NEW YORK (TheStreet) -- Self-driving/driverless cars are being embraced by such companies as Google (GOOG), Tesla (TSLA) and Intel (INTC). But no matter how reliable the technology becomes, driverless cars cab never succeed.
Why? Legal liability, or the question of who pays when something goes wrong.
The top three causes of distracted driving in the United States, according to Drivers.com, are drunk driving, speeding and distracted driving. According to the National Highway Transportation Safety Administration, at least 32,800 people died in 2013 in car crashes, and most of those accidents were caused by human error.
Courtesy of Google
The concept of the driverless car is beautiful: eliminate human error by eliminating the human. When a driver has an accident, someone has to be at fault. But who or what is to blame when a driverless car goes haywire and (to use a hypothetical example from the new book Think Like a Freak), mows down an entire pre-school class?

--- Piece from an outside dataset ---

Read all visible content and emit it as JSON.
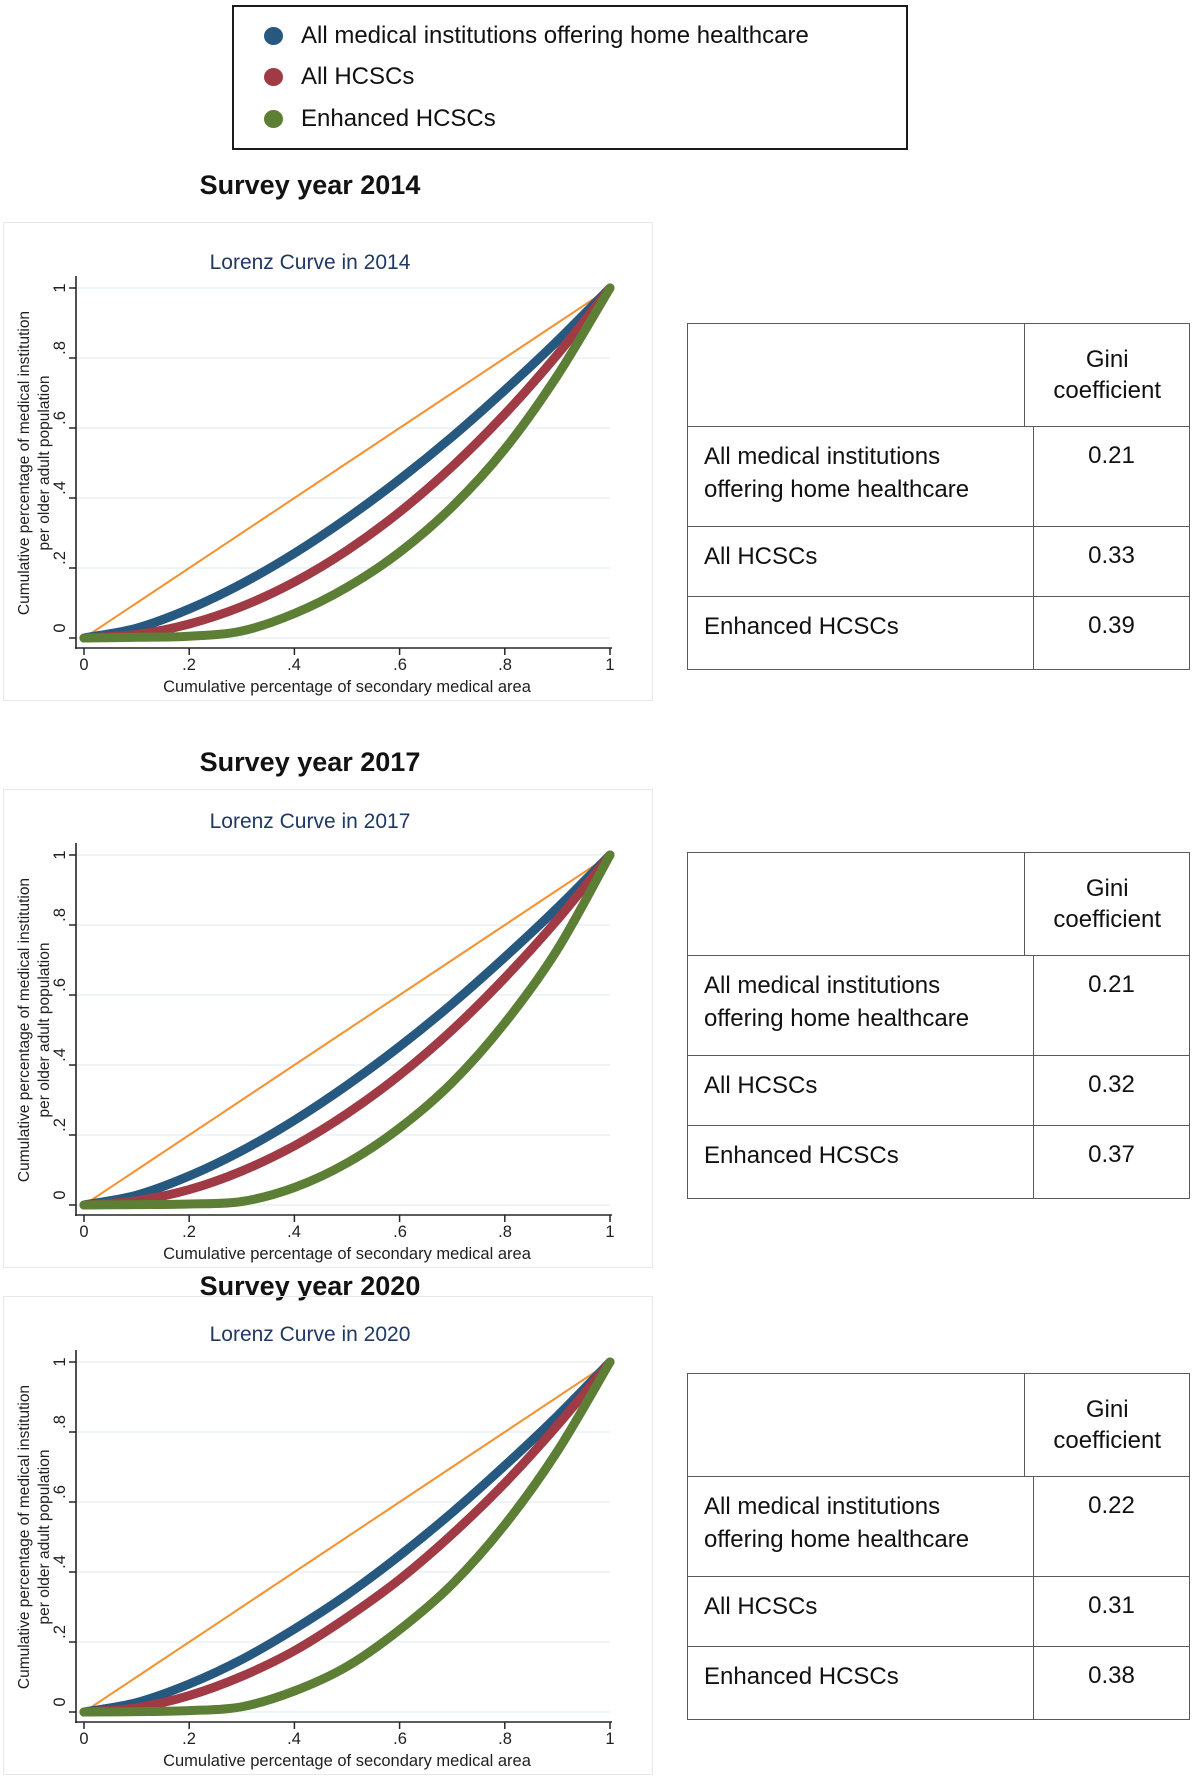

In such an example if it was raining heavily, some of the responsibility might lie with the car's owner. But ultimately the liability will probably lie with the automaker.
In releasing a driverless car, an automaker is taking on an exhorbanant amount of risk and liability. When a Toyota (TM) software bug in braking software caused several accidents, Toyota was forced to do a recall that cost the automaker $2 billion, according to the BBC. In addition, the automaker was forced to pay a $1.2 billion settlement to the victims of the issue.